Если учесть, что даже через десятилетие, прошедшее после этого, возвращение творений Шакарима в мир современной литературы было встречено просто неистовым сопротивлением в некоторых идеологических кругах, этот шаг можно по праву считать решительным и смелым. Хотя имя автора эпоса не было афишировано, на форуме был человек, который о нем знал если не все, то почти все.

Я говорю об ученом-тюркологе, сыне основоположника казахской лингвистики Сарсена Аманжолова Алтае Аманжолове. После всех официальных мероприятий он организовал в узком кругу слушание всех записанных у Каира вариантов поэмы. Высказал и свое предположение, что полный и самый точный вариант может храниться у сына Шакарима – Ахата, который живет в Семее.

Кебеже

И вот Каир отправился в Семей. Большой деревянный сундук, «кебеже» на казахском, у Ахата оказался набит бумагами. Из него он извлек искомую поэму, написанную арабской вязью и переведенную на кириллицу. Узнав, что молодому человеку она нужна для дипломной работы, Ахат высказался весьма осторожно: мол, зачем это тебе надо? Лучше возьми другую тему.

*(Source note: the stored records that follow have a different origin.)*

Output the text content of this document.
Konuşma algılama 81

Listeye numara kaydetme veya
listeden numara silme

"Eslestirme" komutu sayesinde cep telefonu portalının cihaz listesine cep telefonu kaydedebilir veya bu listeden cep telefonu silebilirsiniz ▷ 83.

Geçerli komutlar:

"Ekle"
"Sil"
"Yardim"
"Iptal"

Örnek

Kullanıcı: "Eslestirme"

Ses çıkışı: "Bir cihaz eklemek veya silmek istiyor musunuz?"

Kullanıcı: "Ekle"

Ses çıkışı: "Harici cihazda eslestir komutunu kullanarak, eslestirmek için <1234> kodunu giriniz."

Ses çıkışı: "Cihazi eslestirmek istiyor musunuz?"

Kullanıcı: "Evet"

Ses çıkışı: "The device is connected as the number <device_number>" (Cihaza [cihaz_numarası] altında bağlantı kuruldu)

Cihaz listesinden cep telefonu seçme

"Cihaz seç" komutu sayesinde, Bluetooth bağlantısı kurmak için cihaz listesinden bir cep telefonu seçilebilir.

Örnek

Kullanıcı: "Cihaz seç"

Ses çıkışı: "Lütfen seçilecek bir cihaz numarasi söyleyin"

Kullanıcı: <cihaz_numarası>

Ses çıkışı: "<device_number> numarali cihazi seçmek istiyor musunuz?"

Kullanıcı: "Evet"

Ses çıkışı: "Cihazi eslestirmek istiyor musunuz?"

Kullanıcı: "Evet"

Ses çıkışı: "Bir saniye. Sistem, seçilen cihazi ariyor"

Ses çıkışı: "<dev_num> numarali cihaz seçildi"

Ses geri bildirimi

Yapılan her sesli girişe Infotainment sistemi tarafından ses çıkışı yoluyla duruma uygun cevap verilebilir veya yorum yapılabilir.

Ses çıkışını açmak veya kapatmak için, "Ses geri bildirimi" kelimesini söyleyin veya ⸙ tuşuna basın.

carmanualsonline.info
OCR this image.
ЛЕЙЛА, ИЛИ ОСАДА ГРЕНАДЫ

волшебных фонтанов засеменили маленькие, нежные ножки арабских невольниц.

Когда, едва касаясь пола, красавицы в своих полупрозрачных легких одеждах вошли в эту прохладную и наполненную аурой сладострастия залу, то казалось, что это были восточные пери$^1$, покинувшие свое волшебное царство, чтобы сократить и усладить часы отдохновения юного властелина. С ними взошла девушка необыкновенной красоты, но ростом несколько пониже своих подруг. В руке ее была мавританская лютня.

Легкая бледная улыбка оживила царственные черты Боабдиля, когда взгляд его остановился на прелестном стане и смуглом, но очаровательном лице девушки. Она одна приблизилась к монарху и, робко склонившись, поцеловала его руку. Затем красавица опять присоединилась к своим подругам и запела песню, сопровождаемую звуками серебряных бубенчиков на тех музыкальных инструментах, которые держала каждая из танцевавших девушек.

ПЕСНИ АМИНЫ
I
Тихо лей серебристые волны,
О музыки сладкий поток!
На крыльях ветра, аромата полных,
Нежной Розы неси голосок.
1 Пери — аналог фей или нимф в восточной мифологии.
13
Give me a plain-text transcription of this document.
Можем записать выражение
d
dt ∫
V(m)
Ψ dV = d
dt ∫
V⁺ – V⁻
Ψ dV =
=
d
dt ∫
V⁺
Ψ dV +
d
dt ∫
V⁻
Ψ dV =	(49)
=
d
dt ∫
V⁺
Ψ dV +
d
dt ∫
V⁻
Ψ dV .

Ахат понимал, на что может обречь себя этот молодой человек. Ведь и родной отец, и единоутробные его братья, и даже племянники стали жертвой господствующей системы, а самому Ахату пришлось пережить все ужасы лагерей. Какие же иные последствия он мог предвидеть для Каира Кудайбергенова, так упорно добивающегося столь «опасного» текста? Но, поразмыслив, все же в просьбе не отказал. Единственное, что произнес на прощание: «Сохрани, когда-нибудь пригодится».

Сродни подвигу

Различия вариантов, имеющихся на руках у Каира, оказались лишь в запевке и финале произведения. Дипломная работа по этой опасной теме, несмотря ни на что, была успешно защищена. Полагаю, не будет преувеличением сказать, что, идя на такой рискованный шаг, выпускник УКПИ и его научный руководитель совершили поступок сродни подвигу.

Совершил его и Ахат Шакаримулы, который через 30 лет после гибели отца разыскал сухой колодец у реки Баканас, с любовью описанный Мухтаром Ауэзовым в романе «Путь Абая», куда было сброшено тело отца. Собрал останки до последней косточки и похоронил рядом с Абаем. Главное – он оставил нам, потомкам, подробное и блестящее описание жизни Шакарима.

Из уст знакомого Ажибека Шегирулы молодой этнограф записал эпос «Сатбек батыр», также находившийся под запретом. Мотивы его были использованы, несмотря на нападки со всех сторон, в лекциях, докладах. Поэтические раздумья бия Актайлака, записанные во время чарской экспедиции, Каир опубликовал в районной газете, перевел на русский язык.

Варианты «Калкамана и Мамыр», записанные из уст сказителей, сдал в архив Института литературы и искусства, где и состоялась недавно презентация поэмы в переводе на русский язык. Древняя быль о трагической любви обрела вторую жизнь.